The terms financial planning and asset allocation are normally used interchangeably. Actually asset allocation is a part of financial planning. The financial plan lays down the broad goals and how you want to move towards it. Your financial plan has various facets like risk, returns, liquidity, tax efficiency etc. It also includes protection through insurance where you actually protect yourself against exigencies that are unknown and uncertain. It is also essential to understand the role of asset allocation in financial planning as well as the importance of asset allocation in financial planning. But first the concepts!
What do we understand by financial planning?
Financial planning is called the “Where” and the “What” of taking stock of your finances. Before we understand the “Where” and the “What”, let us lay out the key elements of financial planning. In fact, there are 5 key elements to financial planning..

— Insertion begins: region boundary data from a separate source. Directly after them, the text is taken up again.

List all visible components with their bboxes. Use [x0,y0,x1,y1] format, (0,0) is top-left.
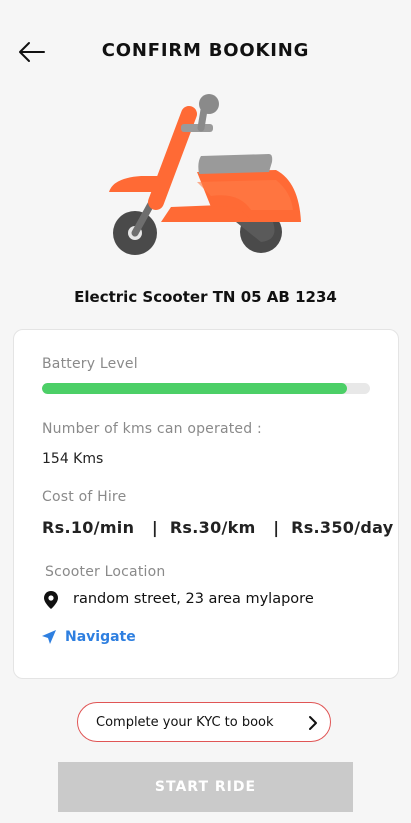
cost-separator: | [273,518,280,537]
cost-separator: | [151,518,159,537]
range-label: Number of kms can operated : [42,421,262,437]
cost-per-day: Rs.350/day [291,518,394,537]
chevron-right-icon [309,716,317,730]
header: CONFIRM BOOKING [0,0,411,100]
cost-per-min: Rs.10/min [42,518,135,537]
navigate-link[interactable]: Navigate [42,627,136,647]
cost-row: Rs.10/min | Rs.30/km | Rs.350/day [42,518,393,537]
scooter-illustration [101,92,311,262]
navigation-arrow-icon [42,630,56,644]
scooter-address: random street, 23 area mylapore [73,591,314,607]
start-ride-button[interactable]: START RIDE [58,762,353,812]
start-ride-label: START RIDE [154,779,257,795]
kyc-label: Complete your KYC to book [96,715,274,730]
navigate-label: Navigate [65,629,136,645]
map-pin-icon [44,591,58,609]
cost-per-km: Rs.30/km [169,518,256,537]
booking-details-card: Battery Level Number of kms can operated… [13,329,399,679]
battery-bar [42,383,370,394]
complete-kyc-button[interactable]: Complete your KYC to book [77,702,331,742]
battery-fill [42,383,348,394]
location-label: Scooter Location [45,564,166,580]
cost-label: Cost of Hire [42,489,127,505]
range-value: 154 Kms [42,451,104,467]
vehicle-name: Electric Scooter TN 05 AB 1234 [74,288,337,306]
page-title: CONFIRM BOOKING [101,40,310,61]
battery-label: Battery Level [42,356,138,372]
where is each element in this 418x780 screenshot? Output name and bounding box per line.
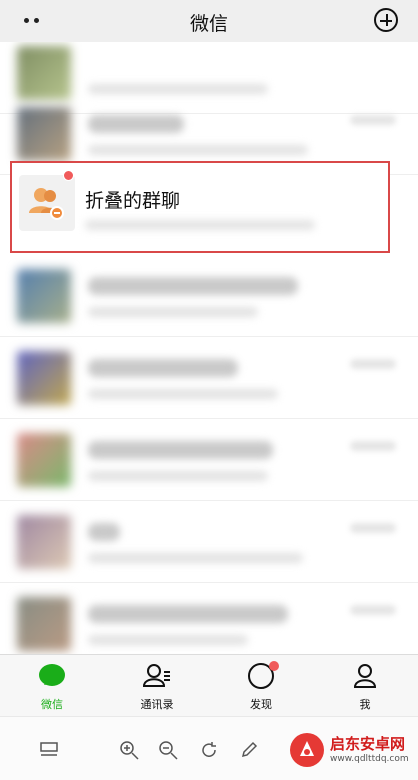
rotate-icon[interactable] [198,739,220,761]
image-editor-toolbar: 启东安卓网 www.qdlttdq.com [0,716,418,780]
chat-name [88,359,238,377]
avatar [17,433,71,487]
folded-group-avatar [19,175,75,231]
chat-time [350,115,396,125]
pencil-icon[interactable] [238,739,260,761]
person-icon [353,664,377,688]
watermark-text: 启东安卓网 [330,735,406,753]
chat-name [88,115,184,133]
avatar [17,269,71,323]
chat-name [88,277,298,295]
avatar [17,515,71,569]
chat-preview [88,553,303,563]
layout-icon[interactable] [38,739,60,761]
chat-name [88,523,120,541]
chat-name [88,441,273,459]
folded-group-chat-row[interactable]: 折叠的群聊 [10,161,390,253]
tab-chats-label: 微信 [41,698,63,711]
chat-time [350,605,396,615]
chat-time [350,523,396,533]
avatar [17,46,71,100]
folded-group-preview [85,220,315,230]
chat-row[interactable] [0,501,418,583]
chat-list: 折叠的群聊 [0,42,418,654]
watermark-logo-icon [290,733,324,767]
avatar [17,107,71,161]
chat-preview [88,145,308,155]
add-icon[interactable] [374,8,398,32]
chat-preview [88,635,248,645]
zoom-in-icon[interactable] [118,739,140,761]
tab-contacts[interactable]: 通讯录 [117,661,197,712]
chat-name [88,605,288,623]
tab-contacts-label: 通讯录 [140,698,174,711]
bottom-tab-bar: 微信 通讯录 发现 我 [0,654,418,716]
chat-row[interactable] [0,419,418,501]
chat-preview [88,389,278,399]
chat-time [350,441,396,451]
chat-row[interactable] [0,337,418,419]
chat-time [350,359,396,369]
contacts-icon [142,664,170,687]
chat-row[interactable] [0,583,418,654]
avatar [17,597,71,651]
tab-discover-label: 发现 [250,698,272,711]
tab-discover[interactable]: 发现 [221,661,301,712]
chat-preview [88,307,258,317]
chat-row[interactable] [0,255,418,337]
folded-group-title: 折叠的群聊 [85,190,181,212]
tab-me[interactable]: 我 [325,661,405,712]
chat-preview [88,471,268,481]
chat-icon [39,664,65,686]
avatar [17,351,71,405]
watermark: 启东安卓网 www.qdlttdq.com [288,729,409,773]
tab-chats[interactable]: 微信 [12,661,92,712]
folded-group-icon [29,188,64,220]
zoom-out-icon[interactable] [157,739,179,761]
watermark-url: www.qdlttdq.com [330,754,409,764]
discover-badge [269,661,279,671]
tab-me-label: 我 [359,698,371,711]
unread-badge [63,170,74,181]
top-header: 微信 [0,0,418,42]
page-title: 微信 [189,13,228,35]
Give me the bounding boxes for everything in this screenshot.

It begins with a comprehensive evaluation of your current situation. What is your income, expenditure and your surplus? It also looks at what are your current assets and liabilities and what is your net worth at this point of time. This helps you take stock of where you stand today financially.
The second step is where you want to reach. This is all about financial goals. You may want to by a car in 2 years and an apartment in 5 years. You need to plan for that. You may want to go on a foreign holiday after 3 years and that also requires planning. Then there are the long term goals. You may want to set aside a corpus for your child’s higher education. That is a big investment nowadays. You may also want to plan for your retirement at the end of 25 or 30 years.
The third step is to work backwards and estimate the risks to the plan. There is the risk to life; there is risk to property and the risk to your health. These are risks that need to be insured. You do not want these expenses to make a big dent on your budget. You need adequate insurance to ensure that your family is taken care of in your absence and that your long term goals are not impacted.
Then the real job begins. Once you are convinced that your risks to the plan are taken care of, you need to work backwards. You need to work how much you will need and then calculate the present value of these goals. Then you need to plan your SIP in such a way that you have a high probability of reaching these goals. This step will actually form the basis of your asset allocation which we will deal in much greater detail later.
Finally, you must a sensitivity analysis which will become the basis for monitoring your financial plan. Your plan must be constantly evaluated and monitored based on some specific parameters. This will give you a clear idea of whether you are on track or not and what curative steps are required to put the financial plan back on track.
These given steps actually cover the entire gamut of your financial plan. Asset allocation is a part of this process, which we shall deal in greater detail.
The “How” of Asset Allocation
Financial planning is the complete Where and What of your finances. It lays out where you want to reach and what you need to do about it. That is still a macro approach. Asset allocation is all about getting into the micros. How do you go about allocating assets so that you can reach your financial goals; that is what asset allocation is all about! Here is what you must know about asset allocation..
In case you believe that asset allocation is all about picking up that next multi-bagger stock, sorry that is not asset allocation. In financial planning you do not get into asset specifics. Ideally, you plan through equity mutual funds which are relatively passive compared to direct equities. So what does asset allocation cover?
Asset allocation actually lays out your broad mix of asset classes. For example you need to decide your mix of equities, debt, liquidity, gold and commodities. The percentage allocation will be worked backward based on the goals defined in the financial plan.
Asset allocation is not only about returns but also about risk, tax efficiency and liquidity considerations. The purpose of asset allocation is to optimize assets mix. That means you either maximize returns for a given level of risk or you minimize risk for a given level of returns.
Once the asset allocation is completed then you actually get down to the task of identifying specific instruments to meet these asset allocation targets!